Max Factor’s Beauty Calibrator: A Beauty-Measuring Mask Analyzes Facial Flaws For Makeup From The 1930s
The beauty micrometer, also known as the beauty calibrator, was a device designed in the early 1930s to help in the identification of the areas of a person’s face which need to have their appearance reduced or enhanced by make-up. The inventors include famed beautician Max Factor, Sr.
Placed on and around the head and face, the beauty micrometer uses flexible metal strips which align with a person’s facial features. The screws holding the strips in place allow for 325 adjustments, enabling the operator to make fine measurements with a precision of one thousandth of an inch. The inventors stated that there are two key measurements that they looked for: the heights of the nose and forehead should be the same, and the eyes should be separated by the width of one eye. When an imperfection is identified, corrective make-up can be applied to enhance or subdue the feature. The company Max Factor claims that the device helped Max Factor, Sr. to better understand the female face.

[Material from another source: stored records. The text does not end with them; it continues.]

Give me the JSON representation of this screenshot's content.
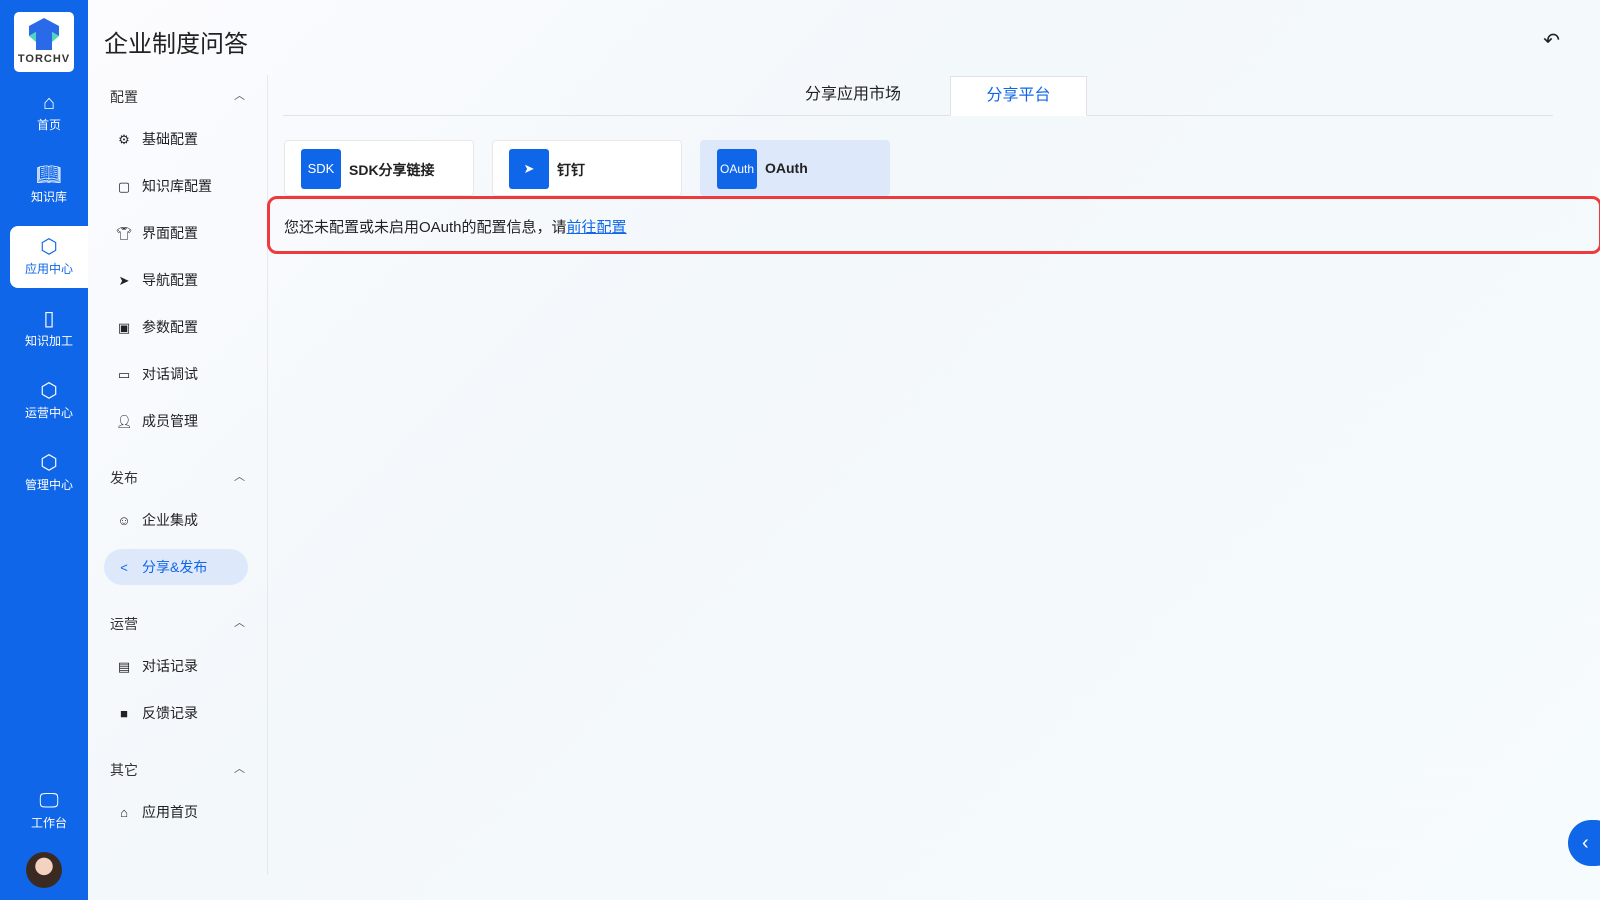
{
  "logo": {
    "text": "TORCHV"
  },
  "rail": [
    {
      "label": "首页",
      "icon": "home-icon"
    },
    {
      "label": "知识库",
      "icon": "book-icon"
    },
    {
      "label": "应用中心",
      "icon": "app-center-icon"
    },
    {
      "label": "知识加工",
      "icon": "knowledge-process-icon"
    },
    {
      "label": "运营中心",
      "icon": "operation-icon"
    },
    {
      "label": "管理中心",
      "icon": "settings-icon"
    }
  ],
  "workbench": "工作台",
  "title": "企业制度问答",
  "sections": {
    "config": "配置",
    "publish": "发布",
    "ops": "运营",
    "other": "其它"
  },
  "menu": {
    "basic": "基础配置",
    "kb": "知识库配置",
    "ui": "界面配置",
    "nav": "导航配置",
    "params": "参数配置",
    "debug": "对话调试",
    "members": "成员管理",
    "enterprise": "企业集成",
    "share": "分享&发布",
    "chatlog": "对话记录",
    "feedback": "反馈记录",
    "home": "应用首页"
  },
  "tabs": [
    "分享应用市场",
    "分享平台"
  ],
  "cards": [
    {
      "icon_text": "SDK",
      "label": "SDK分享链接"
    },
    {
      "icon_text": "",
      "label": "钉钉"
    },
    {
      "icon_text": "OAuth",
      "label": "OAuth"
    }
  ],
  "alert": {
    "text": "您还未配置或未启用OAuth的配置信息，请",
    "link": "前往配置"
  }
}
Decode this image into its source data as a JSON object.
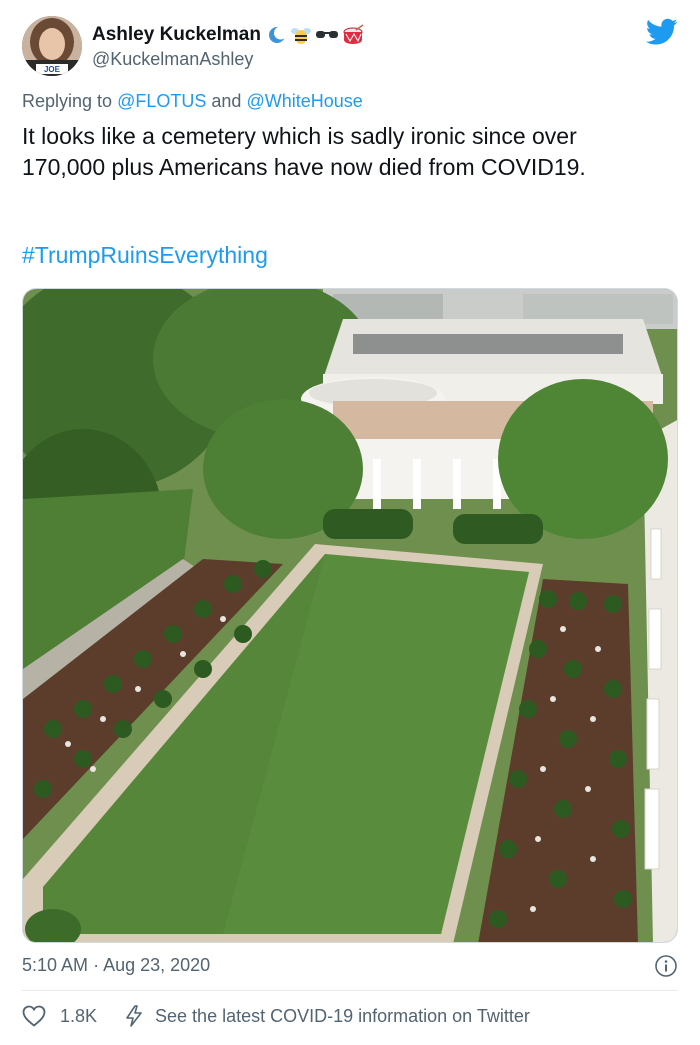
{
  "tweet": {
    "author": {
      "display_name": "Ashley Kuckelman",
      "handle": "@KuckelmanAshley",
      "name_emojis": [
        "crescent-moon-icon",
        "bee-icon",
        "sunglasses-icon",
        "drum-icon"
      ]
    },
    "reply_to": {
      "prefix": "Replying to",
      "mentions": [
        "@FLOTUS",
        "@WhiteHouse"
      ],
      "joiner": "and"
    },
    "text": "It looks like a cemetery which is sadly ironic since over 170,000 plus Americans have now died from COVID19.",
    "hashtag": "#TrumpRuinsEverything",
    "photo": {
      "subject": "rose-garden-photo"
    },
    "time": "5:10 AM",
    "separator": "·",
    "date": "Aug 23, 2020",
    "likes": "1.8K",
    "info_link": "See the latest COVID-19 information on Twitter"
  },
  "avatar_badge": "JOE",
  "colors": {
    "accent": "#1d9bf0",
    "muted": "#536471",
    "text": "#0f1419"
  }
}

The beauty micrometer was completed in 1932 and was primarily intended for use in the movie industry. When an actor’s face is shown in a very large scale their “flaws” are magnified and can become “glaring distortions”, according to the Modern Mechanix article.
This device was intended to remedy the perceived problem, and the inventors also envisioned it being used in beauty shops. However, it did not become popular and did not gain widespread usage. Only one beauty micrometer is believed to exist. It is featured in a display at the Hollywood Entertainment Museum and came up for auction in 2009, falling significantly short of the $10,000–$20,000 estimate.